但他还是在护士的手中接过了钳子,从男孩的颅骨太阳穴开始起出第一根长钉,长钉足足有十多公分的长度,带着倒钩和特殊的花纹,几乎贯穿了男孩的大脑。
莫德勒大夫默默的审视了一眼长钉后,砰的一声直接扔入了铁盘之中,一个接着一个。
他微微皱眉,因为他通过这些铁钉上残存的组织可以判断出,这些铁钉是在男孩还活着的时候硬生生的钉进去的,他不能想象那些古代的华夏人为什么会用这样凶狠的手段对付一个还未成年的孩子,而这个孩子究竟有做错了什么事情。
昂热随手拈起一枚铁钉,他看着铁钉上特殊的炼金花纹沉默。
他记得路山彦曾经说过,在华夏会有人用沾满了鸡血的铁钉钉如尸体以防尸变,这种钉子被叫做锁魂钉。
“砰砰砰…”
一根根钉子在助手的帮助下很快的便被起出,而莫德勒大夫则拿着笔记本素描,开始撰写他的解剖记录,摄影师在这个空隙上来拍照。

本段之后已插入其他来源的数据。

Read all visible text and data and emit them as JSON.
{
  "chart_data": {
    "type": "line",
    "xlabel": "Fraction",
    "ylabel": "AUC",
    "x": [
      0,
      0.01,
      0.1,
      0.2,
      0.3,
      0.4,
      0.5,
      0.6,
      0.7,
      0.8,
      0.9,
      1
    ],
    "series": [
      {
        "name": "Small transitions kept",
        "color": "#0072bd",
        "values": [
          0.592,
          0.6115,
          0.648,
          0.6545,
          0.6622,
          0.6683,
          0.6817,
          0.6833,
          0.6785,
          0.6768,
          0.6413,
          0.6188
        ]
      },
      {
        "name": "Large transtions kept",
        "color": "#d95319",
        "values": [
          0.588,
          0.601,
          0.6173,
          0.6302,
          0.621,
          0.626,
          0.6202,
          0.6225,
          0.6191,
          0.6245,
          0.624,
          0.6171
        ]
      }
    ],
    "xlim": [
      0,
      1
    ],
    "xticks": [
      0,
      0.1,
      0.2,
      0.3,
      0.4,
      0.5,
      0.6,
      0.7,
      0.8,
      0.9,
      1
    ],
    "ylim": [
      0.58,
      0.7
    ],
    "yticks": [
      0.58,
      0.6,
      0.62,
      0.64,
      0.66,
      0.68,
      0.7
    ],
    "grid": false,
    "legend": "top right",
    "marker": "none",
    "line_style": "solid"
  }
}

对于他来说,他只需要记载下今天发生的一切就好了,昂热需要他的只是莫德勒的医学知识,那只握解剖刀的手和那只绘图的手,他不需要知道其他任何东西。
就在这时,由于一个助手的失误,锋利的解剖刀直接插在了男孩的胸膛之上,助手小心翼翼的拔出那柄解剖刀,但令人意想不到的是,一滴鲜如红豆的血珠突然跃出,停留在男孩干瘪的肌肤之上。
“血样!是血样!他…他的体内居然还有血!”莫德勒大夫惊呼,他已经不记得这是自己今晚的第几次惊呼了。